The story of David and Mephibosheth recorded in 2 Samuel 9 warms my heart, but it also teaches me as I dig through the layers.
As I was growing up, I loved the story of the friendship between David and Jonathan, Saul’s son. Even though the relationship between Saul and David was on-again/off-again because of Saul’s jealousy and paranoia, the bond between Jonathan and David remained unbroken. Jonathan did everything he could to protect David from his father’s wrath, and David made a covenant with Jonathan to “treat his family with faithful love” even if Jonathan were to die. (1 Samuel 20:14-17).
Saul and Jonathan died in battle on the same day (1 Samuel 31:6). The nurse in charge of taking care of Jonathan’s five-year-old son Mephibosheth learned of their deaths and was fleeing with him to safety when Mephibosheth fell (or was dropped) and injured both of his legs, injuries that remained throughout his life. (2 Samuel 4:4). Mephibosheth stayed in hiding into adulthood.
David was established as king and spent years attempting to subdue his enemies, but then a period of peace occurred, and he was able to concentrate on matters closer to home. He remembered his friend Jonathan and the covenant he had made to him. He started searching for any remaining family members and learned about Mephibosheth. David asked for him to be brought to Jerusalem.
1 Samuel 9:6-8 (NLT) – “When he came to David, he bowed low to the ground in deep respect. David said, “Greetings, Mephibosheth.”
Mephibosheth replied, “I am your servant.”
7 “Don’t be afraid!” David said. “I intend to show kindness to you because of my promise to your father, Jonathan. I will give you all the property that once belonged to your grandfather Saul, and you will eat here with me at the king’s table!”
8 Mephibosheth bowed respectfully and exclaimed, “Who is your servant, that you should show such kindness to a dead dog like me?”
Mephibosheth fully expected to be executed, because that was what kings in that day did — they annihilated the previous king’s family to prevent an insurrection. In David’s presence, he referred to himself as a “servant” and a “dead dog,” admitting that he was completely at the king’s mercy.
David, however, didn’t just allow him to live. He adopted him into his own family, restoring the inheritance of his grandfather and bringing him into his home to eat “at the king’s table” for the rest of his life.
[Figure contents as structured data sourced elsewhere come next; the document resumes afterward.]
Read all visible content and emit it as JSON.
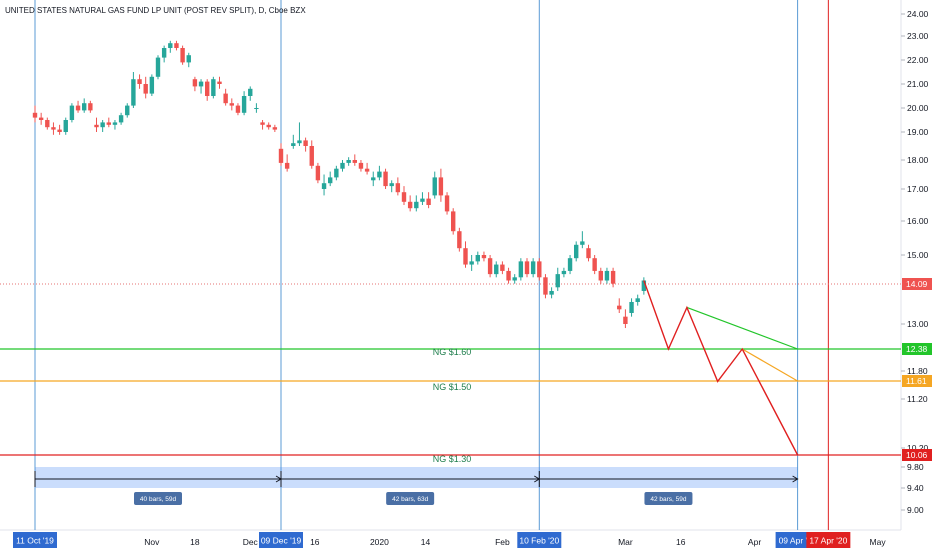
{
  "chart_data": {
    "type": "candlestick",
    "title": "UNITED STATES NATURAL GAS FUND LP UNIT (POST REV SPLIT), D, Cboe BZX",
    "y_axis": {
      "range": [
        8.7,
        24.4
      ],
      "ticks": [
        "24.00",
        "23.00",
        "22.00",
        "21.00",
        "20.00",
        "19.00",
        "18.00",
        "17.00",
        "16.00",
        "15.00",
        "13.00",
        "11.80",
        "11.20",
        "10.20",
        "9.80",
        "9.40",
        "9.00"
      ]
    },
    "x_axis": {
      "ticks": [
        "Nov",
        "18",
        "Dec",
        "16",
        "2020",
        "14",
        "Feb",
        "Mar",
        "16",
        "Apr",
        "May"
      ]
    },
    "date_markers": [
      {
        "label": "11 Oct '19",
        "bar": 0
      },
      {
        "label": "09 Dec '19",
        "bar": 40
      },
      {
        "label": "10 Feb '20",
        "bar": 82
      },
      {
        "label": "09 Apr '20",
        "bar": 124
      }
    ],
    "expiry_marker": {
      "label": "17 Apr '20",
      "bar": 129
    },
    "current_price": {
      "value": 14.09,
      "label": "14.09"
    },
    "levels": [
      {
        "name": "NG $1.60",
        "value": 12.38,
        "label": "12.38",
        "color": "#22c52a"
      },
      {
        "name": "NG $1.50",
        "value": 11.61,
        "label": "11.61",
        "color": "#f5a623"
      },
      {
        "name": "NG $1.30",
        "value": 10.06,
        "label": "10.06",
        "color": "#e02020"
      }
    ],
    "segments": [
      {
        "label": "40 bars, 59d",
        "from_bar": 0,
        "to_bar": 40
      },
      {
        "label": "42 bars, 63d",
        "from_bar": 40,
        "to_bar": 82
      },
      {
        "label": "42 bars, 59d",
        "from_bar": 82,
        "to_bar": 124
      }
    ],
    "projection": {
      "red_path": [
        [
          99,
          14.2
        ],
        [
          103,
          12.38
        ],
        [
          106,
          13.45
        ],
        [
          111,
          11.6
        ],
        [
          115,
          12.38
        ],
        [
          124,
          10.06
        ]
      ],
      "green_line": [
        [
          106,
          13.45
        ],
        [
          124,
          12.38
        ]
      ],
      "orange_line": [
        [
          115,
          12.38
        ],
        [
          124,
          11.61
        ]
      ]
    },
    "candles": [
      [
        19.8,
        20.1,
        19.4,
        19.6
      ],
      [
        19.6,
        19.8,
        19.3,
        19.5
      ],
      [
        19.5,
        19.6,
        19.1,
        19.2
      ],
      [
        19.2,
        19.4,
        18.9,
        19.1
      ],
      [
        19.1,
        19.3,
        18.9,
        19.0
      ],
      [
        19.0,
        19.6,
        18.9,
        19.5
      ],
      [
        19.5,
        20.2,
        19.4,
        20.1
      ],
      [
        20.1,
        20.3,
        19.8,
        19.9
      ],
      [
        19.9,
        20.4,
        19.8,
        20.2
      ],
      [
        20.2,
        20.3,
        19.8,
        19.9
      ],
      [
        19.3,
        19.6,
        19.0,
        19.2
      ],
      [
        19.2,
        19.5,
        19.0,
        19.4
      ],
      [
        19.4,
        19.6,
        19.2,
        19.3
      ],
      [
        19.3,
        19.5,
        19.1,
        19.4
      ],
      [
        19.4,
        19.8,
        19.3,
        19.7
      ],
      [
        19.7,
        20.2,
        19.6,
        20.1
      ],
      [
        20.1,
        21.5,
        20.0,
        21.2
      ],
      [
        21.2,
        21.4,
        20.8,
        21.0
      ],
      [
        21.0,
        21.3,
        20.4,
        20.6
      ],
      [
        20.6,
        21.4,
        20.5,
        21.3
      ],
      [
        21.3,
        22.2,
        21.2,
        22.1
      ],
      [
        22.1,
        22.6,
        21.9,
        22.5
      ],
      [
        22.5,
        22.8,
        22.3,
        22.7
      ],
      [
        22.7,
        22.8,
        22.4,
        22.5
      ],
      [
        22.5,
        22.6,
        21.8,
        21.9
      ],
      [
        21.9,
        22.3,
        21.7,
        22.2
      ],
      [
        21.2,
        21.3,
        20.7,
        20.9
      ],
      [
        20.9,
        21.2,
        20.6,
        21.1
      ],
      [
        21.1,
        21.2,
        20.3,
        20.5
      ],
      [
        20.5,
        21.3,
        20.4,
        21.2
      ],
      [
        21.1,
        21.3,
        20.8,
        21.0
      ],
      [
        20.6,
        20.8,
        20.1,
        20.2
      ],
      [
        20.2,
        20.4,
        19.9,
        20.1
      ],
      [
        20.1,
        20.2,
        19.7,
        19.8
      ],
      [
        19.8,
        20.7,
        19.7,
        20.5
      ],
      [
        20.5,
        20.9,
        20.3,
        20.8
      ],
      [
        20.0,
        20.2,
        19.8,
        20.0
      ],
      [
        19.4,
        19.5,
        19.1,
        19.3
      ],
      [
        19.3,
        19.4,
        19.1,
        19.2
      ],
      [
        19.2,
        19.3,
        19.0,
        19.1
      ],
      [
        18.4,
        18.6,
        17.8,
        17.9
      ],
      [
        17.9,
        18.2,
        17.6,
        17.7
      ],
      [
        18.5,
        18.9,
        18.4,
        18.6
      ],
      [
        18.6,
        19.4,
        18.5,
        18.7
      ],
      [
        18.7,
        18.8,
        18.3,
        18.5
      ],
      [
        18.5,
        18.7,
        17.7,
        17.8
      ],
      [
        17.8,
        17.9,
        17.2,
        17.3
      ],
      [
        17.0,
        17.5,
        16.8,
        17.2
      ],
      [
        17.2,
        17.6,
        17.1,
        17.4
      ],
      [
        17.4,
        17.8,
        17.3,
        17.7
      ],
      [
        17.7,
        18.0,
        17.6,
        17.9
      ],
      [
        17.9,
        18.1,
        17.8,
        18.0
      ],
      [
        18.0,
        18.2,
        17.8,
        17.9
      ],
      [
        17.9,
        18.0,
        17.6,
        17.7
      ],
      [
        17.7,
        17.9,
        17.5,
        17.6
      ],
      [
        17.3,
        17.6,
        17.1,
        17.4
      ],
      [
        17.4,
        17.8,
        17.3,
        17.6
      ],
      [
        17.6,
        17.7,
        17.0,
        17.1
      ],
      [
        17.1,
        17.3,
        16.9,
        17.2
      ],
      [
        17.2,
        17.4,
        16.8,
        16.9
      ],
      [
        16.9,
        17.1,
        16.5,
        16.6
      ],
      [
        16.6,
        16.8,
        16.3,
        16.4
      ],
      [
        16.4,
        16.8,
        16.3,
        16.6
      ],
      [
        16.6,
        16.9,
        16.5,
        16.7
      ],
      [
        16.7,
        16.9,
        16.4,
        16.5
      ],
      [
        16.8,
        17.6,
        16.7,
        17.4
      ],
      [
        17.4,
        17.7,
        16.6,
        16.8
      ],
      [
        16.8,
        16.9,
        16.2,
        16.3
      ],
      [
        16.3,
        16.4,
        15.6,
        15.7
      ],
      [
        15.7,
        15.8,
        15.1,
        15.2
      ],
      [
        15.2,
        15.4,
        14.6,
        14.7
      ],
      [
        14.7,
        15.0,
        14.5,
        14.8
      ],
      [
        14.8,
        15.1,
        14.7,
        15.0
      ],
      [
        15.0,
        15.1,
        14.8,
        14.9
      ],
      [
        14.9,
        15.0,
        14.3,
        14.4
      ],
      [
        14.4,
        14.8,
        14.3,
        14.7
      ],
      [
        14.7,
        14.8,
        14.4,
        14.5
      ],
      [
        14.5,
        14.6,
        14.1,
        14.2
      ],
      [
        14.2,
        14.4,
        14.1,
        14.3
      ],
      [
        14.3,
        14.9,
        14.2,
        14.8
      ],
      [
        14.8,
        14.9,
        14.3,
        14.4
      ],
      [
        14.4,
        14.9,
        14.3,
        14.8
      ],
      [
        14.8,
        14.9,
        14.2,
        14.3
      ],
      [
        14.3,
        14.4,
        13.7,
        13.8
      ],
      [
        13.8,
        14.0,
        13.7,
        13.9
      ],
      [
        14.0,
        14.6,
        13.9,
        14.4
      ],
      [
        14.4,
        14.6,
        14.3,
        14.5
      ],
      [
        14.5,
        15.0,
        14.4,
        14.9
      ],
      [
        14.9,
        15.4,
        14.8,
        15.3
      ],
      [
        15.3,
        15.7,
        15.2,
        15.4
      ],
      [
        15.2,
        15.3,
        14.8,
        14.9
      ],
      [
        14.9,
        15.0,
        14.4,
        14.5
      ],
      [
        14.5,
        14.6,
        14.1,
        14.2
      ],
      [
        14.2,
        14.6,
        14.1,
        14.5
      ],
      [
        14.5,
        14.6,
        14.0,
        14.1
      ],
      [
        13.5,
        13.7,
        13.3,
        13.4
      ],
      [
        13.2,
        13.4,
        12.9,
        13.0
      ],
      [
        13.3,
        13.7,
        13.2,
        13.6
      ],
      [
        13.6,
        13.8,
        13.5,
        13.7
      ],
      [
        13.9,
        14.3,
        13.8,
        14.2
      ]
    ]
  }
}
One commentary that I read recently as I was preparing to teach about this story shared a thought that has continued to stay on my mind. It said that in a spiritual sense, as we look at God, we will never be David but always be Mephibosheth. In other words, in God’s presence, we are NOT in an exalted position. Instead, we are in desperate need of mercy and grace because of our sin, and our posture has to be one of humility, awe and respect. But, in our relationship toward others, we should strive to extend the over-and-above kindness that David offered to Mephibosheth. In this passage, David gives us a glimpse of the overwhelming love of God toward undeserving people.
I had never thought of this story in that sense before. Maybe it will help you unpack another layer of the text as it did for me.